Unique among nations, America is deeply religious, religiously diverse, and remarkably tolerant. But in recent decades the nation’s religious landscape has been reshaped.
America has experienced three seismic shocks, say Robert Putnam and David Campbell. In the 1960s, religious observance plummeted. Then in the 1970s and 1980s, a conservative reaction produced the rise of evangelicalism and the Religious Right. Since the 1990s, however, young people, turned off by that linkage between faith and conservative politics, have abandoned organized religion. The result has been a growing polarization—the ranks of religious conservatives and secular liberals have swelled, leaving a dwindling group of religious moderates in between. At the same time, personal interfaith ties are strengthening. Interfaith marriage has increased while religious identities have become more fluid. Putnam and Campbell show how this denser web of personal ties brings surprising interfaith tolerance, notwithstanding the so-called culture wars.
American Grace is based on two of the most comprehensive surveys ever conducted on religion and public life in America. It includes a dozen in-depth profiles of diverse congregations across the country, which illuminate how the trends described by Putnam and Campbell affect the lives of real Americans.

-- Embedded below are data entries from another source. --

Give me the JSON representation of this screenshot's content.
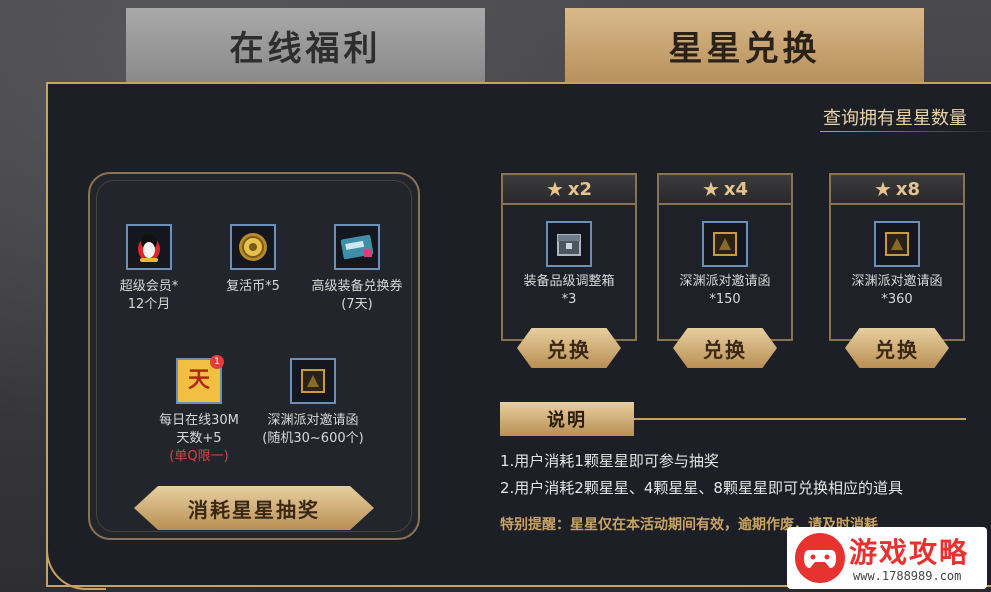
{
  "tabs": [
    {
      "label": "在线福利",
      "active": false
    },
    {
      "label": "星星兑换",
      "active": true
    }
  ],
  "query_label": "查询拥有星星数量",
  "lottery": {
    "prizes": [
      {
        "line1": "超级会员*",
        "line2": "12个月",
        "icon": "qq-penguin-icon"
      },
      {
        "line1": "复活币*5",
        "line2": "",
        "icon": "revive-coin-icon"
      },
      {
        "line1": "高级装备兑换券",
        "line2": "(7天)",
        "icon": "equipment-ticket-icon"
      },
      {
        "line1": "每日在线30M",
        "line2": "天数+5",
        "line3": "(单Q限一)",
        "icon": "day-bonus-icon",
        "badge": "1",
        "glyph": "天"
      },
      {
        "line1": "深渊派对邀请函",
        "line2": "(随机30~600个)",
        "icon": "abyss-invitation-icon"
      }
    ],
    "button_label": "消耗星星抽奖"
  },
  "exchange": [
    {
      "cost": "x2",
      "item_line1": "装备品级调整箱",
      "item_line2": "*3",
      "icon": "grade-box-icon",
      "button": "兑换"
    },
    {
      "cost": "x4",
      "item_line1": "深渊派对邀请函",
      "item_line2": "*150",
      "icon": "abyss-invitation-icon",
      "button": "兑换"
    },
    {
      "cost": "x8",
      "item_line1": "深渊派对邀请函",
      "item_line2": "*360",
      "icon": "abyss-invitation-icon",
      "button": "兑换"
    }
  ],
  "explain": {
    "title": "说明",
    "line1": "1.用户消耗1颗星星即可参与抽奖",
    "line2": "2.用户消耗2颗星星、4颗星星、8颗星星即可兑换相应的道具",
    "tip": "特别提醒：星星仅在本活动期间有效，逾期作废，请及时消耗"
  },
  "watermark": {
    "title": "游戏攻略",
    "url": "www.1788989.com"
  },
  "colors": {
    "gold": "#c7a063",
    "panel": "#1d1f26",
    "limit_red": "#d9453e"
  }
}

Nearly every chapter of American Grace contains a surprise about American religious life. Among them:
• Between one-third and one-half of all American marriages are interfaith;
• Roughly one-third of Americans have switched religions at some point in their lives;
• Young people are more opposed to abortion than their parents but more accepting of gay marriage;
• Even fervently religious Americans believe that people of other faiths can go to heaven;
• Religious Americans are better neighbors than secular Americans: more generous with their time and treasure even for secular causes—but the explanation has less to do with faith than with their communities of faith;
• Jews are the most broadly popular religious group in America today.
American Grace promises to be the most important book in decades about American religious life and an essential book for understanding our nation today.